The iPhone has been a huge success since it debuted in 2007, boosting Apple's margins, transforming the company into one of the world's leading mobile device makers and setting the competitive landscape in a smartphone battle that will play out for years.

Although the iPhone is gaining share globally, it faces a slew of new competitors, including Motorola Inc and HTC, designing high-powered handsets based on Google Inc's Android software.

Only last year, Research in Motion Ltd was seen as Apple's top rival. While the company's BlackBerry remains the smartphone of choice for many corporations that need fast email, Apple has made strides in that market as security concerns addressed by the BlackBerry eased.

Research in Motion's shares were down 3.7 percent, or $2.18, at $57.50 in midday trading on Nasdaq.

The iPhone's prime target -- for now -- remains the consumer.

Investors are monitoring the smartphone wars closely, particularly in international markets where the iPhone's penetration is relatively small.

In the United States, Wall Street and consumers alike are eagerly anticipating an iPhone on the network of Verizon Wireless, the No. 1 phone company.

But that announcement is not expected on Monday.
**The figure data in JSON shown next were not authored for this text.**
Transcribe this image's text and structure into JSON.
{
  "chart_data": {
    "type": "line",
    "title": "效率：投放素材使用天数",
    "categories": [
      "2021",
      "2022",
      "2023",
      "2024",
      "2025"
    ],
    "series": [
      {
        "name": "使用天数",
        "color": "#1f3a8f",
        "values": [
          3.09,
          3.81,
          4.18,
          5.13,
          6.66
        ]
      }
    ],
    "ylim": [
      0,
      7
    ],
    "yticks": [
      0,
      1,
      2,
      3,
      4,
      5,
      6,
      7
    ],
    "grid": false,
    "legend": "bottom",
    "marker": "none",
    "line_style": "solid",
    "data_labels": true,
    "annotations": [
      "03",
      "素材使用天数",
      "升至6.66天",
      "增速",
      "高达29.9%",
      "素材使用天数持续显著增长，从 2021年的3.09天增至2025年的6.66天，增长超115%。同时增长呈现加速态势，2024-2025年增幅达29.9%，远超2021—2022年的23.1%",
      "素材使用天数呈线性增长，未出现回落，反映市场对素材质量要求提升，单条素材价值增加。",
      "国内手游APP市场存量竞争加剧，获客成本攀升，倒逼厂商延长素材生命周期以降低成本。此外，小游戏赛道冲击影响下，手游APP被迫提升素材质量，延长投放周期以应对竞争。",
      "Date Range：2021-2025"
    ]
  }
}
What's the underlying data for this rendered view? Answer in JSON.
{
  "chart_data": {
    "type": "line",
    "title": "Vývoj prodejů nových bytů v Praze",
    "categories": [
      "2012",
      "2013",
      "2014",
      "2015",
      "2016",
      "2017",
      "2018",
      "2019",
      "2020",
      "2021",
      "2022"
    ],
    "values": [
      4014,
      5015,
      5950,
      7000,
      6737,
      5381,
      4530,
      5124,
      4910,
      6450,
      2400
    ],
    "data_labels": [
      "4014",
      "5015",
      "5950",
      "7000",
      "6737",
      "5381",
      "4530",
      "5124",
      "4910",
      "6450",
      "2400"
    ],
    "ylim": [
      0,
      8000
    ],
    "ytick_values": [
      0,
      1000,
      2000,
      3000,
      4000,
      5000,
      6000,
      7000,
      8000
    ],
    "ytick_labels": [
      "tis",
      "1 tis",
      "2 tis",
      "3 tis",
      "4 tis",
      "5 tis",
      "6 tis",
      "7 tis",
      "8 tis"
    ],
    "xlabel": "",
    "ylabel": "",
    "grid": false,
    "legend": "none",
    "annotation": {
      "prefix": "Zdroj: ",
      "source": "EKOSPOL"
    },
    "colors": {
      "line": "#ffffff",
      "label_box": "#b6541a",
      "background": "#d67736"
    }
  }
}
Most analysts expect a Verizon iPhone some time next year, or perhaps as early as this fall.

Wall Street will also be following the iPhone's pricing closely. The iPhone 3GS currently starts at $199 with a subsidy from exclusive carrier AT&T. Many analysts expect Apple to cut that price to $99 and tag the new iPhone at $199.

The second-generation iPhone, known as the 3G, is expected to be discontinued. On Friday, it was not available for sale on Apple's website.

Apple shares were little change at $256.03 in midday trading on Nasdaq.